In 2010, after four years as a pioneering analyst in New York, she formed the Hybrid Reality Institute. The research and advisory group pushed the boundaries of geotechnology and other emerging sciences on how machines could gain intelligence in the age of cloud computing with its seemingly limitless possibilities.
“The explosion of data led to more accurate algorithms and wider access to market insights. It was no longer just the few rich companies that could benefit,” she confirms.
Khanna is a member of the Young Presidents’ Organization (YPO), a global network of chief executives that offers support and networking opportunities to its members. It has helped her reach more girls and young women and introduce them to Web3 and AI.
“It’s a very valuable problem-solving group that connects business leaders and promotes dialogues that produce new ideas and strategies,” she says. “I’ve personally found it a fantastic resource.”
Ironically, as AI took the human element out of so many tasks, what held it back was a shortage of skilled humans to make sense of all the zettabytes of information being generated daily.

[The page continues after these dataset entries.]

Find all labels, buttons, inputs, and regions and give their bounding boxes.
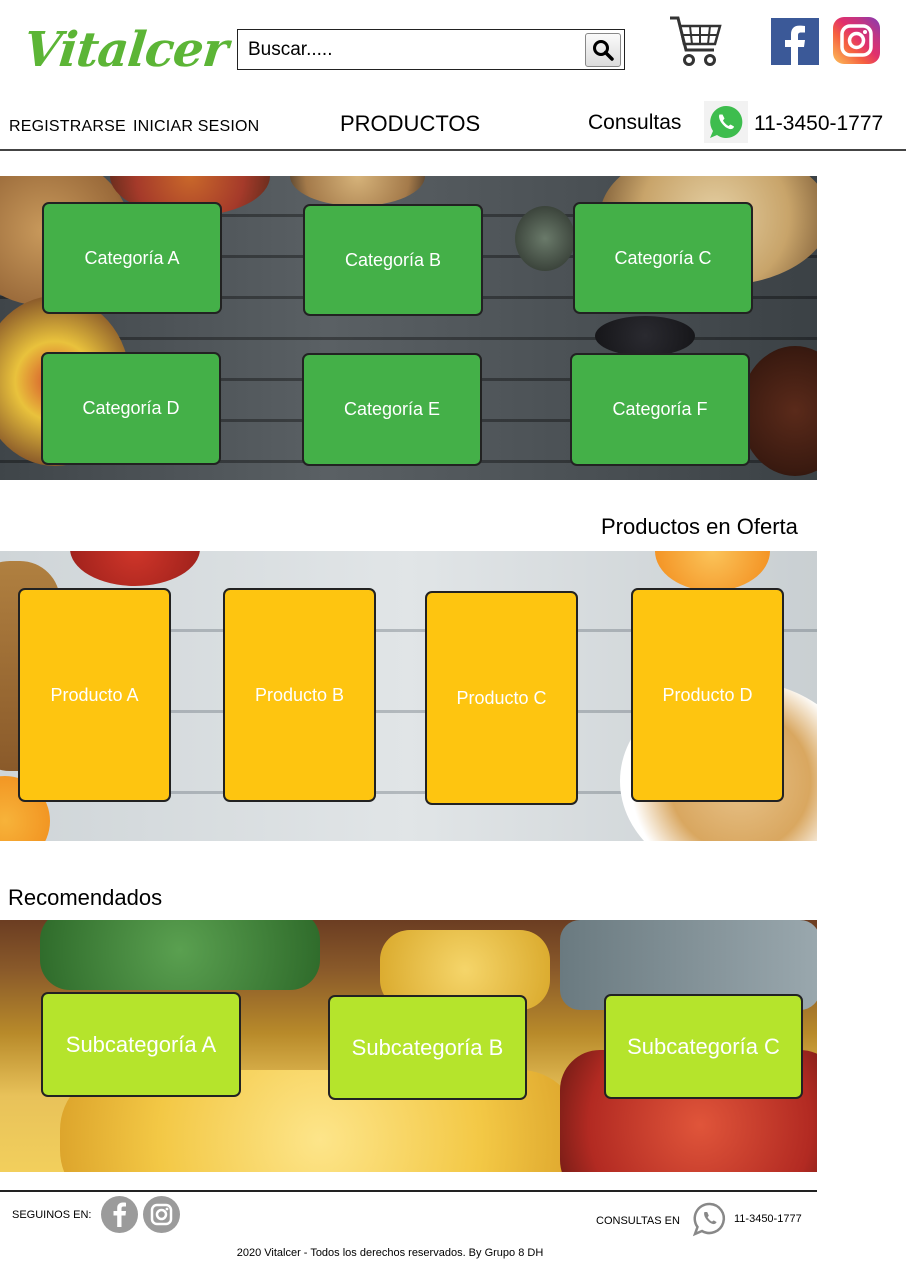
shopping-cart-icon[interactable] <box>668 14 722 68</box>
follow-label: SEGUINOS EN: <box>12 1209 92 1221</box>
categories-banner: Categoría A Categoría B Categoría C Cate… <box>0 176 817 480</box>
header-divider <box>0 149 906 151</box>
product-card-c[interactable]: Producto C <box>425 591 578 805</box>
category-card-b[interactable]: Categoría B <box>303 204 483 316</box>
product-card-a[interactable]: Producto A <box>18 588 171 802</box>
recommended-banner: Subcategoría A Subcategoría B Subcategor… <box>0 920 817 1172</box>
instagram-icon[interactable] <box>833 17 880 64</box>
search-input[interactable]: Buscar..... <box>238 39 585 61</box>
category-card-f[interactable]: Categoría F <box>570 353 750 466</box>
register-link[interactable]: REGISTRARSE <box>9 118 126 136</box>
footer-instagram-icon[interactable] <box>143 1196 180 1233</box>
copyright-text: 2020 Vitalcer - Todos los derechos reser… <box>236 1247 544 1259</box>
whatsapp-icon[interactable] <box>704 101 748 143</box>
footer-facebook-icon[interactable] <box>101 1196 138 1233</box>
offers-title: Productos en Oferta <box>601 514 798 539</box>
footer-divider <box>0 1190 817 1192</box>
search-button[interactable] <box>585 32 621 67</box>
recommended-title: Recomendados <box>8 885 163 910</box>
category-card-e[interactable]: Categoría E <box>302 353 482 466</box>
footer-whatsapp-icon[interactable] <box>692 1201 728 1237</box>
offers-banner: Producto A Producto B Producto C Product… <box>0 551 817 841</box>
product-card-b[interactable]: Producto B <box>223 588 376 802</box>
product-card-d[interactable]: Producto D <box>631 588 784 802</box>
login-link[interactable]: INICIAR SESION <box>133 118 259 136</box>
facebook-icon[interactable] <box>771 18 819 66</box>
category-card-a[interactable]: Categoría A <box>42 202 222 314</box>
category-card-d[interactable]: Categoría D <box>41 352 221 465</box>
products-link[interactable]: PRODUCTOS <box>340 111 480 137</box>
category-card-c[interactable]: Categoría C <box>573 202 753 314</box>
consultas-label: Consultas <box>588 111 682 134</box>
subcategory-card-a[interactable]: Subcategoría A <box>41 992 241 1097</box>
subcategory-card-b[interactable]: Subcategoría B <box>328 995 527 1100</box>
header-phone[interactable]: 11-3450-1777 <box>754 112 883 136</box>
search-icon <box>593 39 614 61</box>
brand-logo[interactable]: Vitalcer <box>21 22 230 78</box>
footer-consultas-label: CONSULTAS EN <box>596 1215 680 1227</box>
subcategory-card-c[interactable]: Subcategoría C <box>604 994 803 1099</box>
footer-phone[interactable]: 11-3450-1777 <box>734 1213 802 1225</box>
search-bar: Buscar..... <box>237 29 625 70</box>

“Anybody with a software engineering degree can take a couple of modules on Coursera and become a junior data scientist or machine-learning engineer,” Khanna points out.
“But what we’re lacking are experienced AI scientists who aren’t just running an algorithm, they’re deciding how to interpret it, and achieving incredible breakthroughs that help them formulate strategy around a set of goals and values.”

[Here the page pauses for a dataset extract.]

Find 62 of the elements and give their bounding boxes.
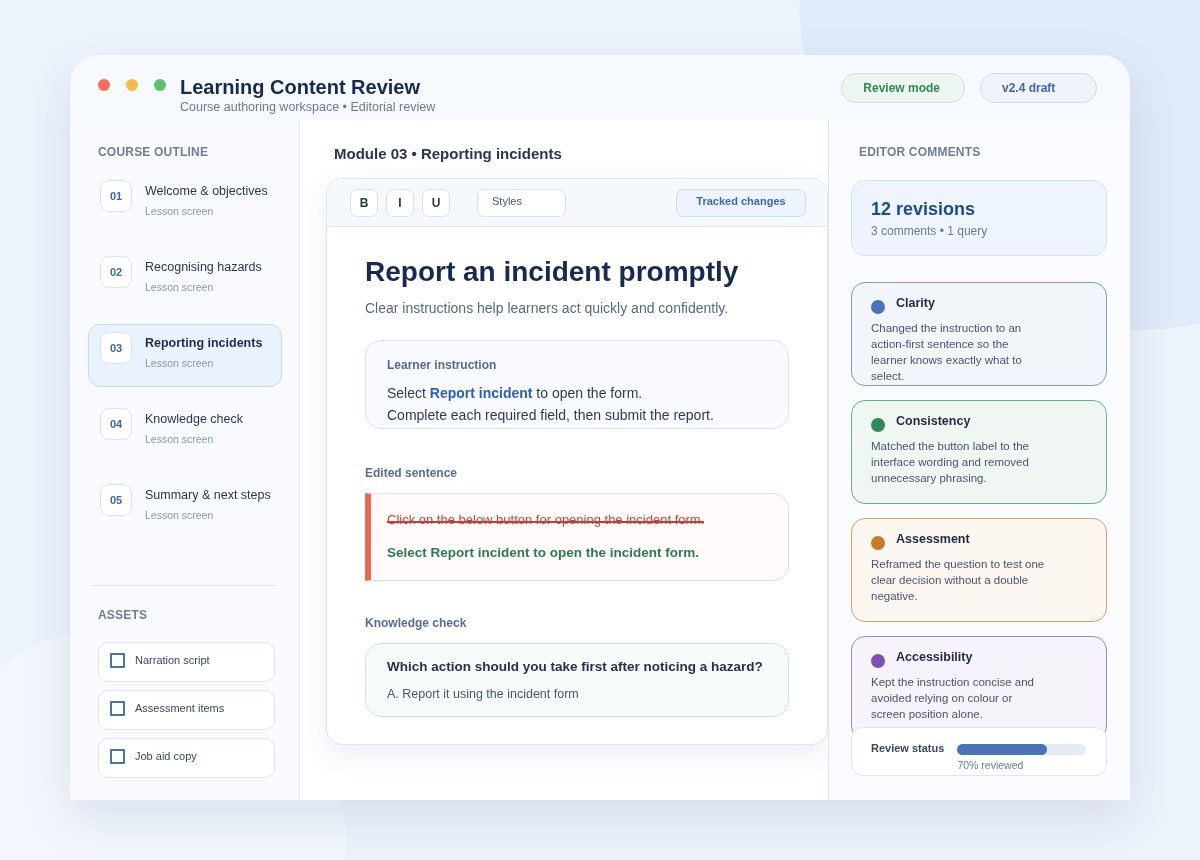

The scarcity of women in such roles led her to establish a series of initiatives to redress the balance. When Khanna and her family moved to Singapore in 2014, she started a charity called 21C Girls to teach coding and AI basics to schoolgirls and young women.
Now she’s launching Squad, a global women’s collective based in California that will partner with large enterprises to connect women to opportunities in Web3 and the metaverse, giving them the skills they’ll need to succeed in the science and gaming revolutions already underway.
“There are still times when a woman’s technical knowledge isn’t respected. I know female computer scientists who are absolute rock stars, but when they’re presenting to a client, all the scientific questions are directed to their male colleagues,” Khanna says.
“I’ve had it happen to me. It’s subtle, but it chips away at your confidence. I’m a big believer that the only way to counteract it is to keep upskilling.”
“There are still times when a woman’s technical knowledge isn’t respected.”
When that happens, it will democratize access to education and data, and mean the AI ‘co-pilot’ becomes a valued member of staff that’s able to bring new insights.
“If you embrace it, you’ll be able to amplify your own potential to be innovative and creative,” she asserts. “That’s exactly what we’re seeing with generative AI, a new breed of machine learning that can create strong content, write code, make movies and chat with each other.
“So we can either get very afraid of our new colleague or take the bull by the horns and harness the possibilities it allows.”
Khanna’s herculean efforts to make sure women have a place at the virtual Web3 table are paying off. However, she concedes there’s still much work to be done to ensure that in the metaverse, female chief executives one day outnumber three-headed minotaurs.
“Mark Zuckerberg’s version is premised on technology being more advanced than it currently is,” Khanna suggests. “It’s clunky – there’s no vibrant community there. The metaverse will be driven not by technology, but by human behavior.
“There are 3.21 billion people already gaming and watching entertainment in the metaverse, so why would you create a new one where nobody’s there? For him to be successful, he needs to create something interesting.”